When developing large codes, one is often in the position of having a correctly (or at least believed to be correctly) running code; making a change to the code then changes the results for some unknown reason. Often even determining the precise point at which the old and new codes diverge is a major pain. In other cases, a code generates different results when run on different numbers of processors, although in exact arithmetic the same answer is expected. (Of course, this assumes that exactly the same solver and parameters are used in the two cases.)
PETSc provides some support for determining exactly where in the code
the computations lead to different results. First, compile both programs
with different names. Next, start running
both programs as a single MPI job. This procedure is dependent on the particular
MPI implementation being used.
For example, when using MPICH on workstations,
procgroup files can be used to specify the processors on which the job is
to be run.

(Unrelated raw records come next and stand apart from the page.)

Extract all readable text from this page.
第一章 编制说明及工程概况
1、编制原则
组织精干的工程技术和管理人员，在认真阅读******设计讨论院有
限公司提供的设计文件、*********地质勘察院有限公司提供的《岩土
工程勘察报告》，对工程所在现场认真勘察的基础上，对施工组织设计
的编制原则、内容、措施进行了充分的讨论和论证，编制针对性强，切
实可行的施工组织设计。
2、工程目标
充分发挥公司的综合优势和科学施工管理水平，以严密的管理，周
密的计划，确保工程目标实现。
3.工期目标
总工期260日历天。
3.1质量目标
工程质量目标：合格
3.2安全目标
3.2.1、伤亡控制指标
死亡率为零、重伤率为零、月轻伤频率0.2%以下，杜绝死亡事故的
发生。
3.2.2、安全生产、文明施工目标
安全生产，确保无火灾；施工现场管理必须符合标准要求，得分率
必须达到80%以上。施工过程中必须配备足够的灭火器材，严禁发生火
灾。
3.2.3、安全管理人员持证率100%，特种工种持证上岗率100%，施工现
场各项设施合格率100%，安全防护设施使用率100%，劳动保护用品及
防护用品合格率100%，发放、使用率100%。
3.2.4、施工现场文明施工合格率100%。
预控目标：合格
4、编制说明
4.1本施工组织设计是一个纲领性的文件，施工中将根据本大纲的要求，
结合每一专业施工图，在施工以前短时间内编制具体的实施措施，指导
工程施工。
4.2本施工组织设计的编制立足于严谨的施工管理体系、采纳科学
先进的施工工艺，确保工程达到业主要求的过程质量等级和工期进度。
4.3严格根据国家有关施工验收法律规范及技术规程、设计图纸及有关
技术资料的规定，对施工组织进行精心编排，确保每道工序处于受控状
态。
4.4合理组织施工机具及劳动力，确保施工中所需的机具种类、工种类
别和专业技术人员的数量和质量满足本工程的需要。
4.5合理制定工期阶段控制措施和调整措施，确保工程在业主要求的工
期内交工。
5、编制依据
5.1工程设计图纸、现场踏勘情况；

Thus, to run two programs, old and new,
each on two processors, one should create the procgroup file with the
following contents:
local 0 workstation1 1 /home/bsmith/old workstation2 1 /home/bsmith/new workstation3 1 /home/bsmith/new(Of course, workstation1, etc. can be the same machine.) Then, one can execute the command
mpirun -p4pg <procgroup_filemame> old -compare <tolerance> [your_program_options]Note that the same runtime options must be used for the two programs. The first time an inner product or norm detects an inconsistency larger than <tolerance>, PETSc will generate an error. The usual runtime options -start_in_debugger and -on_error_attach_debugger may be used. The user can also place the commands
PetscCompareDouble() PetscCompareScalar() PetscCompareInt()in portions of the application code to check for consistency between the two versions.